- Directed by: Mikhail Tumanishvili
- Screenplay by: Yuri Korotkov
- Starring: Vladimir Ilyin Oksana Arbuzova
- Cinematography: Boris Bondarenko
- Edited by: Svetlana Lyashinskaya
- Music by: Viktor Babushkin
- Production companies: Mosfilm Studio Slovo
- Release date: 1989;
- Running time: 94 minutes
- Country: Soviet Union
- Language: Russian

= Crash – Cop's Daughter =

Crash – Cop's Daughter (Авария – дочь мента) is a 1989 Soviet drama film directed by Mikhail Tumanishvili.

==Plot==
Valeria is a delinquent schoolgirl nicknamed "Crash", whose father, Aleksei Nikolaev, is a senior police lieutenant. Nikolayev has divided loyalties: on the one hand he has to arrest punks like Crash, while on the other he has to pick up his daughter from the police department where she, along with other representatives of youth subculture, has been brought in for public order violations. The conflict between father and daughter is set against the backdrop of the dissolution of the Soviet Union, when even schoolteachers cannot explain to their students why what they say changes every day.

Crash's wild life, which includes staying out all night and self-harm, culminates in a gang rape by a group of rich young men. This tragedy brings father and daughter closer together. Nikolayev subsequently sets out to take revenge on the perpetrators, defying the law which he has spent his life defending. The thugs die in a car accident.
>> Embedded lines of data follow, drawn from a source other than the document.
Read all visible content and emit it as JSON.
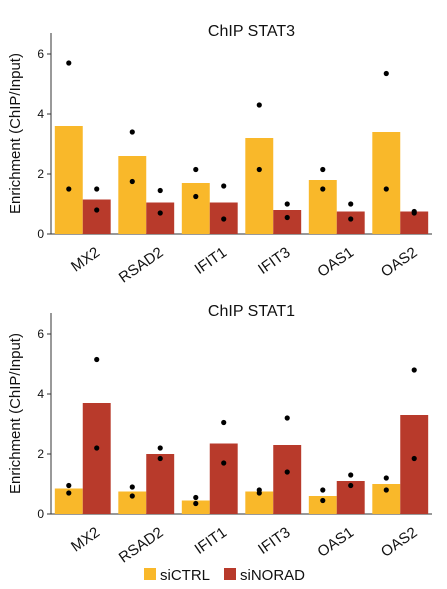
{
  "colors": {
    "siCTRL": "#F9B82A",
    "siNORAD": "#B83A2B",
    "dot": "#000000"
  },
  "legend": [
    {
      "label": "siCTRL",
      "color": "#F9B82A"
    },
    {
      "label": "siNORAD",
      "color": "#B83A2B"
    }
  ],
  "chart_data": [
    {
      "type": "bar",
      "title": "ChIP STAT3",
      "ylabel": "Enrichment (ChIP/Input)",
      "xlabel": "",
      "ylim": [
        0,
        6.7
      ],
      "yticks": [
        0,
        2,
        4,
        6
      ],
      "categories": [
        "MX2",
        "RSAD2",
        "IFIT1",
        "IFIT3",
        "OAS1",
        "OAS2"
      ],
      "series": [
        {
          "name": "siCTRL",
          "values": [
            3.6,
            2.6,
            1.7,
            3.2,
            1.8,
            3.4
          ],
          "points": [
            [
              5.7,
              1.5
            ],
            [
              3.4,
              1.75
            ],
            [
              2.15,
              1.25
            ],
            [
              4.3,
              2.15
            ],
            [
              2.15,
              1.5
            ],
            [
              5.35,
              1.5
            ]
          ]
        },
        {
          "name": "siNORAD",
          "values": [
            1.15,
            1.05,
            1.05,
            0.8,
            0.75,
            0.75
          ],
          "points": [
            [
              1.5,
              0.8
            ],
            [
              1.45,
              0.7
            ],
            [
              1.6,
              0.5
            ],
            [
              1.0,
              0.55
            ],
            [
              1.0,
              0.5
            ],
            [
              0.75,
              0.7
            ]
          ]
        }
      ],
      "grid": false,
      "legend_position": "bottom"
    },
    {
      "type": "bar",
      "title": "ChIP STAT1",
      "ylabel": "Enrichment (ChIP/Input)",
      "xlabel": "",
      "ylim": [
        0,
        6.7
      ],
      "yticks": [
        0,
        2,
        4,
        6
      ],
      "categories": [
        "MX2",
        "RSAD2",
        "IFIT1",
        "IFIT3",
        "OAS1",
        "OAS2"
      ],
      "series": [
        {
          "name": "siCTRL",
          "values": [
            0.85,
            0.75,
            0.45,
            0.75,
            0.6,
            1.0
          ],
          "points": [
            [
              0.95,
              0.7
            ],
            [
              0.9,
              0.6
            ],
            [
              0.55,
              0.35
            ],
            [
              0.8,
              0.7
            ],
            [
              0.8,
              0.45
            ],
            [
              1.2,
              0.8
            ]
          ]
        },
        {
          "name": "siNORAD",
          "values": [
            3.7,
            2.0,
            2.35,
            2.3,
            1.1,
            3.3
          ],
          "points": [
            [
              5.15,
              2.2
            ],
            [
              2.2,
              1.85
            ],
            [
              3.05,
              1.7
            ],
            [
              3.2,
              1.4
            ],
            [
              1.3,
              0.95
            ],
            [
              4.8,
              1.85
            ]
          ]
        }
      ],
      "grid": false,
      "legend_position": "bottom"
    }
  ]
}
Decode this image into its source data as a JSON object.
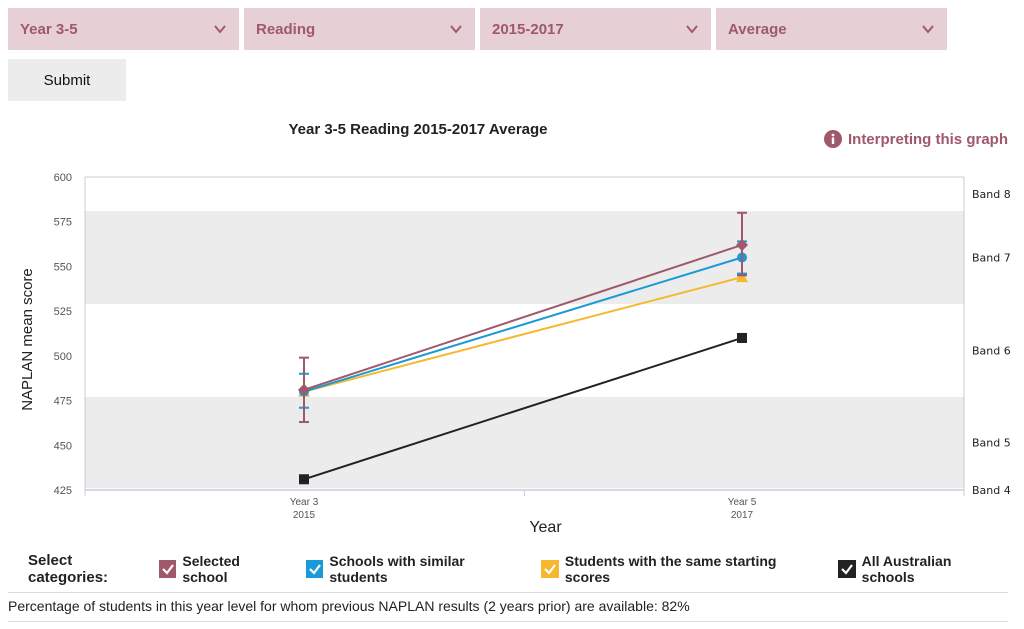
{
  "filters": [
    {
      "label": "Year 3-5"
    },
    {
      "label": "Reading"
    },
    {
      "label": "2015-2017"
    },
    {
      "label": "Average"
    }
  ],
  "submit_label": "Submit",
  "interpreting_label": "Interpreting this graph",
  "legend": {
    "title": "Select categories:",
    "items": [
      {
        "label": "Selected school",
        "color": "#a0586b"
      },
      {
        "label": "Schools with similar students",
        "color": "#1a9ad6"
      },
      {
        "label": "Students with the same starting scores",
        "color": "#f5b82e"
      },
      {
        "label": "All Australian schools",
        "color": "#222222"
      }
    ]
  },
  "footer": "Percentage of students in this year level for whom previous NAPLAN results (2 years prior) are available: 82%",
  "chart_data": {
    "type": "line",
    "title": "Year 3-5 Reading 2015-2017 Average",
    "xlabel": "Year",
    "ylabel": "NAPLAN mean score",
    "ylim": [
      425,
      600
    ],
    "yticks": [
      425,
      450,
      475,
      500,
      525,
      550,
      575,
      600
    ],
    "categories": [
      {
        "line1": "Year 3",
        "line2": "2015"
      },
      {
        "line1": "Year 5",
        "line2": "2017"
      }
    ],
    "bands": [
      {
        "label": "Band 8",
        "from": 581,
        "to": 600,
        "shaded": false
      },
      {
        "label": "Band 7",
        "from": 529,
        "to": 581,
        "shaded": true
      },
      {
        "label": "Band 6",
        "from": 477,
        "to": 529,
        "shaded": false
      },
      {
        "label": "Band 5",
        "from": 426,
        "to": 477,
        "shaded": true
      },
      {
        "label": "Band 4",
        "from": 425,
        "to": 426,
        "shaded": false
      }
    ],
    "series": [
      {
        "name": "Selected school",
        "color": "#a0586b",
        "marker": "diamond",
        "values": [
          481,
          562
        ],
        "err_low": [
          463,
          545
        ],
        "err_high": [
          499,
          580
        ]
      },
      {
        "name": "Schools with similar students",
        "color": "#1a9ad6",
        "marker": "circle",
        "values": [
          480,
          555
        ],
        "err_low": [
          471,
          546
        ],
        "err_high": [
          490,
          564
        ]
      },
      {
        "name": "Students with the same starting scores",
        "color": "#f5b82e",
        "marker": "triangle",
        "values": [
          480,
          544
        ]
      },
      {
        "name": "All Australian schools",
        "color": "#222222",
        "marker": "square",
        "values": [
          431,
          510
        ]
      }
    ]
  }
}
Nikolayev is promptly arrested by his colleagues, and Valeria asks for her father's forgiveness.

==Cast==
- Oksana Arbuzova – Valeria Nikolayeva, "Crash"
- Vladimir Ilyin – Aleksei Nikolayev, Valeria's father
- Anastasia Voznesenskaya – Vera Nikolayeva, Valeria's mother
- Nikolai Pastukhov – Valeria's grandfather
- Boris Romanov – Andrei Olegovich
- Oleg Tsaryov – Operator, a guy from the white fiver (VAZ-2105 car)
- Igor Nefyodov – Bald, a guy from the white fiver
- Sergei Vorobiev – Bob, the driver of the white fiver
- Yuri Shumilo – Alik, a guy from the white fiver
- Lyubov Sokolova – Julia Nikolaevna, history teacher
- Alexander Potapov – Nikolai, police sergeant
- Vladimir Basov, Jr. – a pimp
- Alexander Zaldostanov – biker

== Shooting ==
- The lead role in the film was initially offered to Natalya Guseva, star of the TV series Guest from the Future (1985). However, after reading the script, she declined it, saying she did not want to sully the clean-cut image of her earlier character, Alisa Selezneva.